Les deux risques auxquels le PT sera confronté en 2020

Le Brésil n'est pas pour les débutants. La phrase d'Antônio Carlos Jobim exprime bien les dilemmes de la gauche et du PT en 2020. Le PT faisait face à deux risques dans cette situation de crise : le premier qu'il a relativement bien fait était les attaques qu'il a subies de l'opération Lava Jato et des médias entre 2014 et 2018. L'opération Lava Jato est passée d'une opération contre la corruption à un factionnalisme politique visant à renverser le gouvernement de Dilma Rousseff et à faire dérailler la candidature de l'ancien président Lula à la présidence.

Cette association, qui a réussi à créer une campagne plus forte que celle qui a renversé Vargas en 1954, a eu un premier impact sur le PT : le pourcentage de Brésiliens s'identifiant au PT, qui avait atteint près de 30 % dans la première décennie du XXIe siècle. , est tombé à 9 % au plus fort de la crise économique et de l'opération Lava Jato. Le PT a subi ses deux principales défaites en 2016 : la destitution et la défaite électorale généralisée aux élections municipales. 2018 n'a pas été meilleure, même si la progression de Fernando Haddad au second tour et la barre des 44% des voix ont stoppé ce processus, notamment quand on regarde la défaite des partis centristes lors de la même élection.

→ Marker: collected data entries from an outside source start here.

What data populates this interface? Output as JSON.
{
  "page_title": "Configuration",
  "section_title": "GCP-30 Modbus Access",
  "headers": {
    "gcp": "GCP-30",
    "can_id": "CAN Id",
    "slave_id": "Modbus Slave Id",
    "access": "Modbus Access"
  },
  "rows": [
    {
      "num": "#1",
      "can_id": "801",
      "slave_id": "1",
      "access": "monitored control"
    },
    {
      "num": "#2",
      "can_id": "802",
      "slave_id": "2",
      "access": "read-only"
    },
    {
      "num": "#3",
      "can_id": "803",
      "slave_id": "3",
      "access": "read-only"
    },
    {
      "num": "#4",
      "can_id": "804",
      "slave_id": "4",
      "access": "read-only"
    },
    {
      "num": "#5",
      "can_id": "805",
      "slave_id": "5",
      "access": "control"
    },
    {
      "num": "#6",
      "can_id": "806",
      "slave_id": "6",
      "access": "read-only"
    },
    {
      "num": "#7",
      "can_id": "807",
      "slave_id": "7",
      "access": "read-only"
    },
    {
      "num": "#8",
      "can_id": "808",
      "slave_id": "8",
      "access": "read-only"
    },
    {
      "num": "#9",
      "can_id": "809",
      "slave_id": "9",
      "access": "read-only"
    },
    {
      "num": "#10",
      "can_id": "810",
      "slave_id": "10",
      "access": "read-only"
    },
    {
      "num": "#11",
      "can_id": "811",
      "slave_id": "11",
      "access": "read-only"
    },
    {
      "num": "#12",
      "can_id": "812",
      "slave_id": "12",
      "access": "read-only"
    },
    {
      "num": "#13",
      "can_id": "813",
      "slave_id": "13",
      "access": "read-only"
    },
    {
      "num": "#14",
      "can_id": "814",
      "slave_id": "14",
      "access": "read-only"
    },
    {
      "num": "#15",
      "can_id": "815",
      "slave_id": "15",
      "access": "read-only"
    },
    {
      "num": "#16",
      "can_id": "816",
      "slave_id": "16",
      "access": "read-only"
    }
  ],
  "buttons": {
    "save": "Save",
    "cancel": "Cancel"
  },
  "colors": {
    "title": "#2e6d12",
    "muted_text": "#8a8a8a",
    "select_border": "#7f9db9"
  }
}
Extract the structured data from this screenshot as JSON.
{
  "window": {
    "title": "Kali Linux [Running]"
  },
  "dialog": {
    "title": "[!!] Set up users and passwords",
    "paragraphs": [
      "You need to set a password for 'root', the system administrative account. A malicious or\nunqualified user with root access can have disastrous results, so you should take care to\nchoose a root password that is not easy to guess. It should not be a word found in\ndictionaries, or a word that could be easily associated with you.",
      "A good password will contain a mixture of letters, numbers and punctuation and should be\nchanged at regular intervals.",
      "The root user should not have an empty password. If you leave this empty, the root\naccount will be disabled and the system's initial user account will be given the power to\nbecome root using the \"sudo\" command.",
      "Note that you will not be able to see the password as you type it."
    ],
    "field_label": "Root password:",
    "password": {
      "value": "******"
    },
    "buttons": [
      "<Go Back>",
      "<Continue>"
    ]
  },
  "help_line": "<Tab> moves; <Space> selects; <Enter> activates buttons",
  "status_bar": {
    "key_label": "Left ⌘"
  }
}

Depuis 2018, le PT se redresse pour plusieurs raisons : la première, bien sûr, est que nous voyons maintenant la capacité ou l'incapacité de la droite brésilienne à gouverner. Le gouvernement Bolsonaro est une synthèse des incapacités de la droite brésilienne avec un soupçon d'ingouvernabilité produit par le président lui-même. Elle contribue à démystifier ces faits relativement évidents comme le mythe de l'efficacité des Forces Armées, une Armée non éprouvée, qui ne s'engage pas dans des conflits militaires, mais qui défend l'idée de son efficacité.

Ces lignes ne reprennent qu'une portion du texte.